COS 49-10: How does plant diversity influence the function of a young coastal ecosystem as arthropod habitat?

Theresa Sinicrope Talley, Mona Wang, and Paul Dayton. University of California, San Diego

Background/Question/Methods   While there is general agreement that species diversity influences ecosystem function, the mechanisms behind observed patterns and the relative importance of these relationships has been debated. Diversity-function relationships may change with ecosystem successional stage and focal function. Here, we determine the effects of plant diversity on the arthropod habitat function of a young coastal transition ecosystem by testing several diversity-function theories, including sampling effect, facilitation and complementarity effect. We sampled the canopy arthropods from each individual plant within each treatment plot, where treatment is plant species diversity level. Along with plant abundance, complexity and quality data, we explored whether arthropods were responding to one particular species in the mix (e.g., sampling effect), to physical attributes of one or more species (e.g., facilitation), and/or to a mix of trophic and physical attributes contributed by the various species (e.g., complementarity effect).

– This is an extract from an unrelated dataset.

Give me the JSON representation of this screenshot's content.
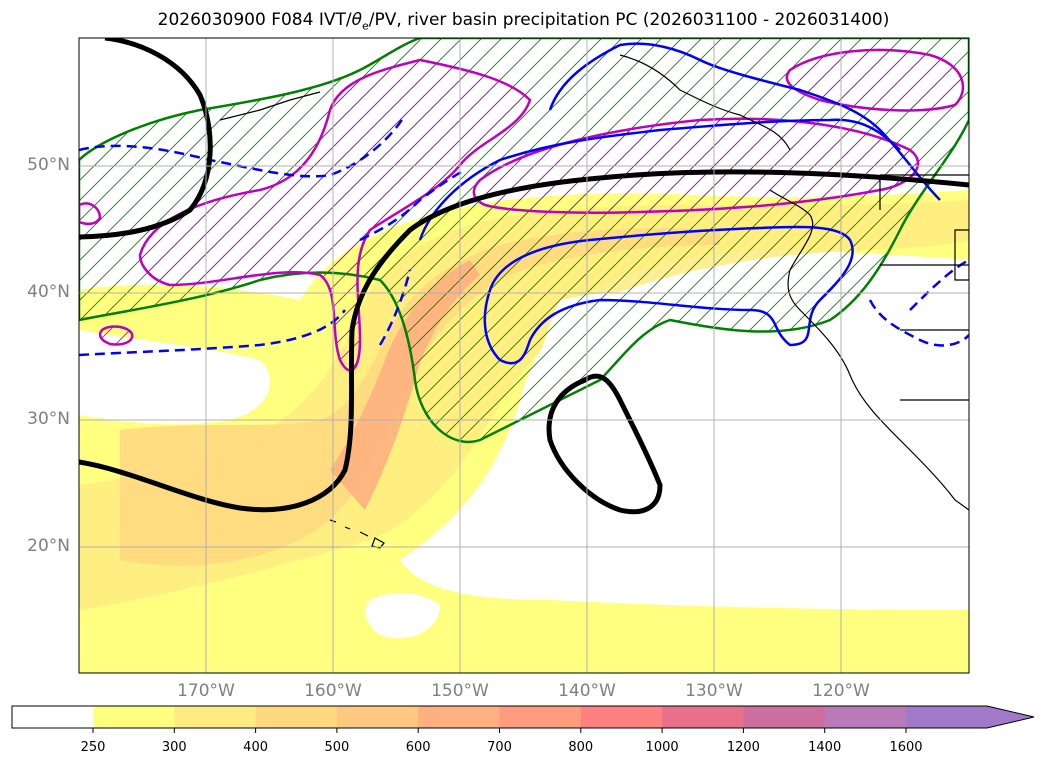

Results/Conclusions   We found that relationships varied with elevation, and taxonomic and functional groups. Total arthropod abundances and proportions of introduced species (mostly the Argentine ant) increased with the presence and abundance of particular species and milder physical condition (i.e, sampling effect and facilitation), while arthropod diversity increased with total plant complexity of the plot (i.e., facilitation). Proportions of several herbivores responded to a mix of plant complexity and the abundance and quality of particular species (i.e., complementarity), and proportions of predators increased mostly with increased plant complexity (i.e., facilitation). We see that multiple mechanisms are acting across space and trophic hierarchies. Our findings in this young system are informing current efforts to restore native plant and arthropod communities.